Zentralbl Chir 2016; 141 - A33
DOI: 10.1055/s-0036-1586298

Folgen und Therapieoptionen einer Dens axis Fraktur mit Aneurysma der A. vertebralis – ein Fallbericht

J Ohde 1, S Mutze 2, M Kreutzträger 1, M Kopp 3, T Liebscher 1
  • 1Unfallkrankenhaus Berlin, Behandlungszentrum für Rückenmarkverletzte, Berlin, Deutschland
  • 2Unfallkrankenhaus Berlin, Institut für Radiologie und Neuroradiologie, Berlin, Deutschland
  • 3Campus-Mitte Charité Universitätsmedizin Berlin, Klinik und Poliklinik für Neurologie & Experimentelle Neurologie, Berlin, Deutschland

Fragestellung: Bis zu 35% aller Frakturen im Bereich HWK 1 – 3 sind mit einer Verletzung der A. vertebralis assoziiert. Die Gefäßverletzung kann zum Tod führen. Die gold standard Diagnostik ist die Kontrastmittel-CT- und Time of flight-MRA-Untersuchung. Die Therapiemöglichkeiten richten sich nach der Art der Gefäßverletzung.

Wir stellen einen extrem seltenen Fall vor, wo nach einer konservativen Therapie einer Dens axis Fraktur mit einer einseitigen Dissektion der A. vertebralis eine Pseudarthrose der Fraktur und ein progredientes Aneurysmas spurium des Gefäßes auftrat und stellen die Therapieoptionen vor.

Methoden: Retrospektive Falldarstellung der Therapieoptionen und des Outcomes. 74-jähriger Patient, Judokalehrer, welcher sich bei einem Treppensturz eine Fraktur der Basis des Dens axis mit begleitender Bogenfraktur sowie Beteiligung des Foramen transversarium links mit Dissektion der Arteria vertebralis links und epiduralen intraspinalen Hämatom auf Höhe HWK 6 bis BWK 2 ohne Myelopathiezeichen zuzog. Neurologische Symptome bestanden zu keinem Zeitpunkt.
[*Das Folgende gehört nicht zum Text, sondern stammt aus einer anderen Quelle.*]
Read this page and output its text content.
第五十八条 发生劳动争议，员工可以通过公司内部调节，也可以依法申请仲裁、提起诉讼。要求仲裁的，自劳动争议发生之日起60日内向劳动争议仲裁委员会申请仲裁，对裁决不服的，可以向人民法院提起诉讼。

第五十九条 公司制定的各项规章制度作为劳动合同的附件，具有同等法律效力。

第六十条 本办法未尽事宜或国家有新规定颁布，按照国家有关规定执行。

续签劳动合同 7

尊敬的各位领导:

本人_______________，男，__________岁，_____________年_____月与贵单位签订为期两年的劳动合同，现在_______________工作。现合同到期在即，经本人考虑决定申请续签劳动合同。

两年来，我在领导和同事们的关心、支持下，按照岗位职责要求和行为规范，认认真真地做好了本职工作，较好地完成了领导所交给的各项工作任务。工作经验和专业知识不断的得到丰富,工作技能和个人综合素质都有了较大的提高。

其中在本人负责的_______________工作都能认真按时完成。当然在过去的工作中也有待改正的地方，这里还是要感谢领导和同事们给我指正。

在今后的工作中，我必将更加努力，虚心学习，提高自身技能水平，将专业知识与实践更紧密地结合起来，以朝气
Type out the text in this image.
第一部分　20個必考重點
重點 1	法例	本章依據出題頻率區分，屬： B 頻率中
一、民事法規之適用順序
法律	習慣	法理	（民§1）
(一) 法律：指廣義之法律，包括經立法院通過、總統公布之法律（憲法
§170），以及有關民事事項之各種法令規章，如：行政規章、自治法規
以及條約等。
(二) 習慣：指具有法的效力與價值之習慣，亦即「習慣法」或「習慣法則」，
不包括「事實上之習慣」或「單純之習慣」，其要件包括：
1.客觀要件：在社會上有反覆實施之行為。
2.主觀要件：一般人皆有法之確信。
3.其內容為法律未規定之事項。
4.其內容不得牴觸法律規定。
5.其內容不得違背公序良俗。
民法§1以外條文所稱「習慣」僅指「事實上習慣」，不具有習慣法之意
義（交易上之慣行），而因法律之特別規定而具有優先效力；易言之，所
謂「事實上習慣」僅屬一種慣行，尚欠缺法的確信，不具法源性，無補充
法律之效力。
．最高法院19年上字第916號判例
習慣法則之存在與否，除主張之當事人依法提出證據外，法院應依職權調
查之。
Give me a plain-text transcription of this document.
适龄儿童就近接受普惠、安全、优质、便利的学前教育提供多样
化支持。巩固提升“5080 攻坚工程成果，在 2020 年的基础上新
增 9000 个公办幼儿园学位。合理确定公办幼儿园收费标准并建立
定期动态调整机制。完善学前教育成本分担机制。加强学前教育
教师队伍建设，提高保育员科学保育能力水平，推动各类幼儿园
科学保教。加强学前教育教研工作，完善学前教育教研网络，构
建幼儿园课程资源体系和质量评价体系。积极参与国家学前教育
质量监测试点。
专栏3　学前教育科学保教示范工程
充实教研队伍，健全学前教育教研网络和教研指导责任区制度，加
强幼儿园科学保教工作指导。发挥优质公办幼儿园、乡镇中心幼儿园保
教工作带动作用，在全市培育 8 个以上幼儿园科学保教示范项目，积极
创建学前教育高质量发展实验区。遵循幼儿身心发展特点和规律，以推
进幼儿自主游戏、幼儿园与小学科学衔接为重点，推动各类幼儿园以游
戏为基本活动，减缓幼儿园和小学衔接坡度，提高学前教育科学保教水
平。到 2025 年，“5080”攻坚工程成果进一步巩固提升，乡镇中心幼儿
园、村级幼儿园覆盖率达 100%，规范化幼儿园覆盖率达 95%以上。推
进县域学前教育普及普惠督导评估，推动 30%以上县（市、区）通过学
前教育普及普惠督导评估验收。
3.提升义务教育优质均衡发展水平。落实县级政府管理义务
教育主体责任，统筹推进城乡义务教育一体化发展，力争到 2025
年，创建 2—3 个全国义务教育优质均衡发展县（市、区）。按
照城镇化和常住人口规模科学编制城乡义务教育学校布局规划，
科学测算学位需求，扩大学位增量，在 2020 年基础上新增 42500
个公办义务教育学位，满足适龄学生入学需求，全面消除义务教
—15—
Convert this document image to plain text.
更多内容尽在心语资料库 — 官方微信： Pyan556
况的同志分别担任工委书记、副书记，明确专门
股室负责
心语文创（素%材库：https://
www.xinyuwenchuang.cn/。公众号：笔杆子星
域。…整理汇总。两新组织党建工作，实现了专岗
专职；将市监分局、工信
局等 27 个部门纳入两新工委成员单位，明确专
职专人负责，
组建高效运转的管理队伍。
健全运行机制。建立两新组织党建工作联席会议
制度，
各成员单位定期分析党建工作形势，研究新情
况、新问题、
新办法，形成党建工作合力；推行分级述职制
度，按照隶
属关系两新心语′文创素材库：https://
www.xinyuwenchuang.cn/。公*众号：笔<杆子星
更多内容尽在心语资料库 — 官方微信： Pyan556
Ergebnisse: Initial wurde aufgrund der günstigen Frakturstellung eine Ruhigstellung der HWS mittels Miami-J-Collar durchgeführt. Der Wechsel von einer prophylaktischen auf eine therapeutische Antikoagulation mit NMH erfolgte 30 Tage nach Unfall mit fehlendem MRT-Nachweis des intraspinalem-epiduralem Hämatoms.

Im Rahmen regelmäßiger Kontrollen zeigte sich nach 6 Monaten eine Pseudarthrosenbildung und ein progredientes Aneurysma spurium links oberhalb der ehemaligen Dissektion (Abb. 1).

Eine interventionelle Okklusion des Aneurysmas war aufgrund der Größe von 20 × 10 × 8 mm nicht möglich. Es erfolgte die dorsale Spondylodese von Occiput bis HWK 4. 1,5 Monate später wurde nach positiver Responder-Testung auf Plavix und ASS die Stentung des Aneurysmas mit einem Flow diverters durchgeführt. Eine duale Plättchenhemmung wird mit Clopidogrel (6 Monate) und ASS (lebenslang) geführt. Die stationäre Behandlung dauerte 21 (Wirbelsäulen-OP) und 8 Tage (Stenteinlage) und erfolgte ohne behandlungsassoziierte Komplikationen.

In einer Verlaufskontrolle 3 Monate postoperativ zeigten sich eine beginnende knöcherne Konsolidierung und eine korrekte Lage des Stents (Abb. 2). Der Patient war beschwerdefrei. Eine Materialentfernung ist 12 Monate postoperativ geplant.

Abb. 1

Abb. 2

Schlussfolgerungen: Ein posttraumatisches Aneurysma spurium kann bei einer Pseudarthrose im Bereich des Foramen transversariums durch Bewegung im Frakturspalt auftreten. Eine frühzeitige wirbelsäulenchirurgische Stabilisierung sollte in diesen Fällen bevorzugt werden. Grundsätzlich sollten die Behandlungsoptionen dieses komplexen Krankheitsbildes interdisziplinär festgelegt werden.